搭建好cdh平台之后,不知道误删了什么文件,导致添加Solr服务时在初始化阶段显示Solr initialize failed,初始化失败,重新安装服务甚至多次重新安装cdh平台依然是这种状况。查看日志显示如下:

15/Sep/2018 18:52:53 +0000 org.apache.solr.common.cloud.ZkStateReader$3 process
WARNING: ZooKeeper watch triggered, but Solr cannot talk to ZK
15/Sep/2018 18:52:53 +0000 org.apache.solr.cloud.LeaderElector$1 process
WARNING:
org.apache.zookeeper.KeeperException$SessionExpiredException: KeeperErrorCode = Session expired for /collections/test/leader_elect/slice3/election
at org.apache.zookeeper.KeeperException.create(KeeperException.java:118)
at org.apache.zookeeper.KeeperException.create(KeeperException.java:42)
at org.apache.zookeeper.ZooKeeper.getChildren(ZooKeeper.java:1249)
at org.apache.solr.common.cloud.SolrZkClient$6.execute(SolrZkClient.java:266)
at org.apache.solr.common.cloud.SolrZkClient$6.execute(SolrZkClient.java:263)
at org.apache.solr.common.cloud.ZkCmdExecutor.retryOperation(ZkCmdExecutor.java:65)
at org.apache.solr.common.cloud.SolrZkClient.getChildren(SolrZkClient.java:263)
at org.apache.solr.cloud.LeaderElector.checkIfIamLeader(LeaderElector.java:92)
at org.apache.solr.cloud.LeaderElector.access$000(LeaderElector.java:57)
at org.apache.solr.cloud.LeaderElector$1.process(LeaderElector.java:121)
at org.apache.zookeeper.ClientCnxn$EventThread.processEvent(ClientCnxn.java:531)
at org.apache.zookeeper.ClientCnxn$EventThread.run(ClientCnxn.java:507)

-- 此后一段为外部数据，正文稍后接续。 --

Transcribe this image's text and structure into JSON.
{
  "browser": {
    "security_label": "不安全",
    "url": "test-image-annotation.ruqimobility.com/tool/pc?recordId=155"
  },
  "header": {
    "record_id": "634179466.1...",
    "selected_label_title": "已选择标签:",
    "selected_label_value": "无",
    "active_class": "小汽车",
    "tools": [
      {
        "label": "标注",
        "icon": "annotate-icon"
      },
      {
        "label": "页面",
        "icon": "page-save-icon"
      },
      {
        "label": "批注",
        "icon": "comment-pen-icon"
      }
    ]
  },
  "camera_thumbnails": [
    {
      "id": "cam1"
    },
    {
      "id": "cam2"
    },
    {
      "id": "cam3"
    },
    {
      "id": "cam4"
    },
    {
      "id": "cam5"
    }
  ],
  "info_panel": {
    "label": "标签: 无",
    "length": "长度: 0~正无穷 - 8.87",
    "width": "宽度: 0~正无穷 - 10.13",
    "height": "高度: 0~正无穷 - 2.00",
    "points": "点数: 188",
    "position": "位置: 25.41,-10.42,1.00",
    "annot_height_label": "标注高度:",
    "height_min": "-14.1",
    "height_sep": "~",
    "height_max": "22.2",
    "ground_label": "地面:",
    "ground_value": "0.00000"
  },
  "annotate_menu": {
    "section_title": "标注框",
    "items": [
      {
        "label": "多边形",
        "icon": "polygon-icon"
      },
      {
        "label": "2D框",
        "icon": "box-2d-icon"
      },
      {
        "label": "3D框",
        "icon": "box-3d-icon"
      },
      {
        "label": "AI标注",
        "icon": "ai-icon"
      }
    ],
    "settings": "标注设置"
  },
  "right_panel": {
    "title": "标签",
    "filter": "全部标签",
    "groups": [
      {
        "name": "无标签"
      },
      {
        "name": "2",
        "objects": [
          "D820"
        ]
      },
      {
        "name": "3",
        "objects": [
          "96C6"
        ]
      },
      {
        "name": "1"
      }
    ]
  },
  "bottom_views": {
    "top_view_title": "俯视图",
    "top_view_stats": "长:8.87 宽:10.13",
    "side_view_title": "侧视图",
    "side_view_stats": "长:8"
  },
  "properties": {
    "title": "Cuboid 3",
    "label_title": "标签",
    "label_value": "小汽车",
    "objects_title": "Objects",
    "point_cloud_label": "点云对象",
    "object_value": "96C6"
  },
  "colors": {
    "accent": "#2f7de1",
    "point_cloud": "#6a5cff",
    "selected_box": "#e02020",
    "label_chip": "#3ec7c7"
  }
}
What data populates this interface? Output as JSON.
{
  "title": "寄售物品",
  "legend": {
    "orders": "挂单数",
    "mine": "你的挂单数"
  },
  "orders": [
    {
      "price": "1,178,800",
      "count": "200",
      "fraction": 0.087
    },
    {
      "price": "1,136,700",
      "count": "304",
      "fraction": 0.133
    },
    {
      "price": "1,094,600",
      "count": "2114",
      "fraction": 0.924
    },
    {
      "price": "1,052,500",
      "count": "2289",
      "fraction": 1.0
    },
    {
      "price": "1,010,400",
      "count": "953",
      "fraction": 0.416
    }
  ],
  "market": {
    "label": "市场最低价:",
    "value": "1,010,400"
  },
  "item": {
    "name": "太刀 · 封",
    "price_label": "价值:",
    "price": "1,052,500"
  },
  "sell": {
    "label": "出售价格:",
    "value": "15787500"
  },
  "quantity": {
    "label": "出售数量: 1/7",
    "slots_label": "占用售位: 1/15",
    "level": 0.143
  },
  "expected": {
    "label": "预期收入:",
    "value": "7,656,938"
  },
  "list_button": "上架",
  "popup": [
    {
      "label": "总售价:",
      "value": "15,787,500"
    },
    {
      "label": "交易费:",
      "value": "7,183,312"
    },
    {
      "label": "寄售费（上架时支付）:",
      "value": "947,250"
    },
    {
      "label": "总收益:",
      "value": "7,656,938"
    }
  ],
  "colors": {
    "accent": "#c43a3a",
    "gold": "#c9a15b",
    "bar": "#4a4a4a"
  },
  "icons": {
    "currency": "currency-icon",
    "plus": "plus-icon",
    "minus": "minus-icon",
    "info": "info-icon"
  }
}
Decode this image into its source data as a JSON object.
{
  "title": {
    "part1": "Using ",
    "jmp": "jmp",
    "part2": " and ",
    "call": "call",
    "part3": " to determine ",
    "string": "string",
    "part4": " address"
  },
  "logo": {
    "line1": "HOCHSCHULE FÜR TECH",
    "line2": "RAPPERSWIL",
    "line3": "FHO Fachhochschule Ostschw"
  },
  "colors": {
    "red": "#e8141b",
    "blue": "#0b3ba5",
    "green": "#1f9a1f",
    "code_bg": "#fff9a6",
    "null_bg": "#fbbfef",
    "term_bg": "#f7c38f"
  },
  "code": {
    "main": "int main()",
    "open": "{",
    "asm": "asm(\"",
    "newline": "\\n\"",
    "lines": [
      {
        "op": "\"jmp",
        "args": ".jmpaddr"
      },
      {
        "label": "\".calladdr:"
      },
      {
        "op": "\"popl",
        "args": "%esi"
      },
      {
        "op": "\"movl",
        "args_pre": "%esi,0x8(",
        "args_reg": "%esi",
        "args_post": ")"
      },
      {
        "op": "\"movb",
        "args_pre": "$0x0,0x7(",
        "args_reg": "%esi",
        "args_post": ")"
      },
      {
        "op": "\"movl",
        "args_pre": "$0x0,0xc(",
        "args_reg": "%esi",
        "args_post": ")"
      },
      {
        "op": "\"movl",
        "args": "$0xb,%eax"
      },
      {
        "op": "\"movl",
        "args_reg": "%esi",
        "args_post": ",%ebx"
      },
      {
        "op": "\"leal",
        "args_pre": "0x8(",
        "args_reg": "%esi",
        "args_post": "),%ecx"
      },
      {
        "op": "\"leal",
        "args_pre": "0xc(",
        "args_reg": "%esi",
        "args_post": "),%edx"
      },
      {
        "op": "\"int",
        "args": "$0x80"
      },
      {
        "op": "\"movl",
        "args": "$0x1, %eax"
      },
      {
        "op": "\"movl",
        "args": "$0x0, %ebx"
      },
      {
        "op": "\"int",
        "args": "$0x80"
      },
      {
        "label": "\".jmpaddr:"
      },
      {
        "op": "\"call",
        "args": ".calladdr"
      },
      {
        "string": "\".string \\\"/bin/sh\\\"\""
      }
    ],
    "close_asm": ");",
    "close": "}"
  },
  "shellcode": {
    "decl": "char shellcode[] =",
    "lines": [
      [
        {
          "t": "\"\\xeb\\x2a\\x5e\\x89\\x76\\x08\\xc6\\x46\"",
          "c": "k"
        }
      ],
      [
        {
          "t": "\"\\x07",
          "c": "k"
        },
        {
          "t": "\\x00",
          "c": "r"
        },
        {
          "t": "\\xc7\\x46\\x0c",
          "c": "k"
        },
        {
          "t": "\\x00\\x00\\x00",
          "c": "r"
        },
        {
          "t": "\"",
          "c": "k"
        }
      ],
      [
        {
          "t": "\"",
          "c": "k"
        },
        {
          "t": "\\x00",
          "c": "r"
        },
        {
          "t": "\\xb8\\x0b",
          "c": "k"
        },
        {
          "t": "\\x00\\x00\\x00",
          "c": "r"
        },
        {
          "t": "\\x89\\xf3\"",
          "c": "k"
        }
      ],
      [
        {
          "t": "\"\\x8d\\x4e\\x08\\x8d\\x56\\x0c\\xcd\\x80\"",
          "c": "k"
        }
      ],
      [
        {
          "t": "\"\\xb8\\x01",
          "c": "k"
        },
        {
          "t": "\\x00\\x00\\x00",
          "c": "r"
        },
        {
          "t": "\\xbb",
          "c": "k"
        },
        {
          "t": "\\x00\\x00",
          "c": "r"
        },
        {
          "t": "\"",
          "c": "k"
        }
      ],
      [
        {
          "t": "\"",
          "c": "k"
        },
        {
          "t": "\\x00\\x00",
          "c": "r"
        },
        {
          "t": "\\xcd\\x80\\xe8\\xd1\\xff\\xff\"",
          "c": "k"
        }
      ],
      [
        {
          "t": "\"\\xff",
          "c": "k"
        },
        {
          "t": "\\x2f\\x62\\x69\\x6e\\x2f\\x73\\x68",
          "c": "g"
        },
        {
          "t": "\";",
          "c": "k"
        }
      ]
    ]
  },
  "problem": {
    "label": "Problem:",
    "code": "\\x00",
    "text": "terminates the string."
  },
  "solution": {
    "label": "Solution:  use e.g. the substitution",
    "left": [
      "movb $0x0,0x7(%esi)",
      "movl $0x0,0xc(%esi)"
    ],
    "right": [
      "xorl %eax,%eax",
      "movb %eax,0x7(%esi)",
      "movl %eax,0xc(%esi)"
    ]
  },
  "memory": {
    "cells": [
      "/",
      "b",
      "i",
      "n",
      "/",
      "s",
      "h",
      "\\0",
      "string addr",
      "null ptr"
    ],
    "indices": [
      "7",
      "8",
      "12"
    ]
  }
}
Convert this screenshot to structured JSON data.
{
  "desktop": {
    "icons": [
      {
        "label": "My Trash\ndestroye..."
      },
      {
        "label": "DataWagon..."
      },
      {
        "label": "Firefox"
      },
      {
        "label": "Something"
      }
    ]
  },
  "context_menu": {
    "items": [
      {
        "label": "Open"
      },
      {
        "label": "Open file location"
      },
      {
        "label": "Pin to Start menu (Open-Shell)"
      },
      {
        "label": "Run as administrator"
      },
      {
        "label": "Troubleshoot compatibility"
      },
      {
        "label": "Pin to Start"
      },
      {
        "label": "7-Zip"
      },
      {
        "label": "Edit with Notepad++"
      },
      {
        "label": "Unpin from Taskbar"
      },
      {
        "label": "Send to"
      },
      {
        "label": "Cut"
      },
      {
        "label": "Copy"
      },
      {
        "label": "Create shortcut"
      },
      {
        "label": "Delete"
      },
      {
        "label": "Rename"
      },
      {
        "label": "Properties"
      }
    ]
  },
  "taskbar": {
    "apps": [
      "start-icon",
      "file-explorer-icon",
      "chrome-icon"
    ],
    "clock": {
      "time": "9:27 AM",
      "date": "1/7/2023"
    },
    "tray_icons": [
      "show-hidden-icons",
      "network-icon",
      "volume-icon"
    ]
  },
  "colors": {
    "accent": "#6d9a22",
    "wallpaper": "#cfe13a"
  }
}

日志显示zookeeper的watch已经被触发,但是Solr和Zookeeper不能进行会话。根据Solr以下的相关源码,可以看出,Solr创建了ZkStateReader实例,这个实例主要负责持有zk中的属性,并注册watcher。从源码中可以看到,警告日志信息ZooKeeper watch triggered, but Solr cannot talk to ZK出现的条件是SESSIONEXPIRED异常或CONNECTIONLOSS异常,原因可能是会话过期或连接丢失,可以尝试加大zookeeper会话的超时时间。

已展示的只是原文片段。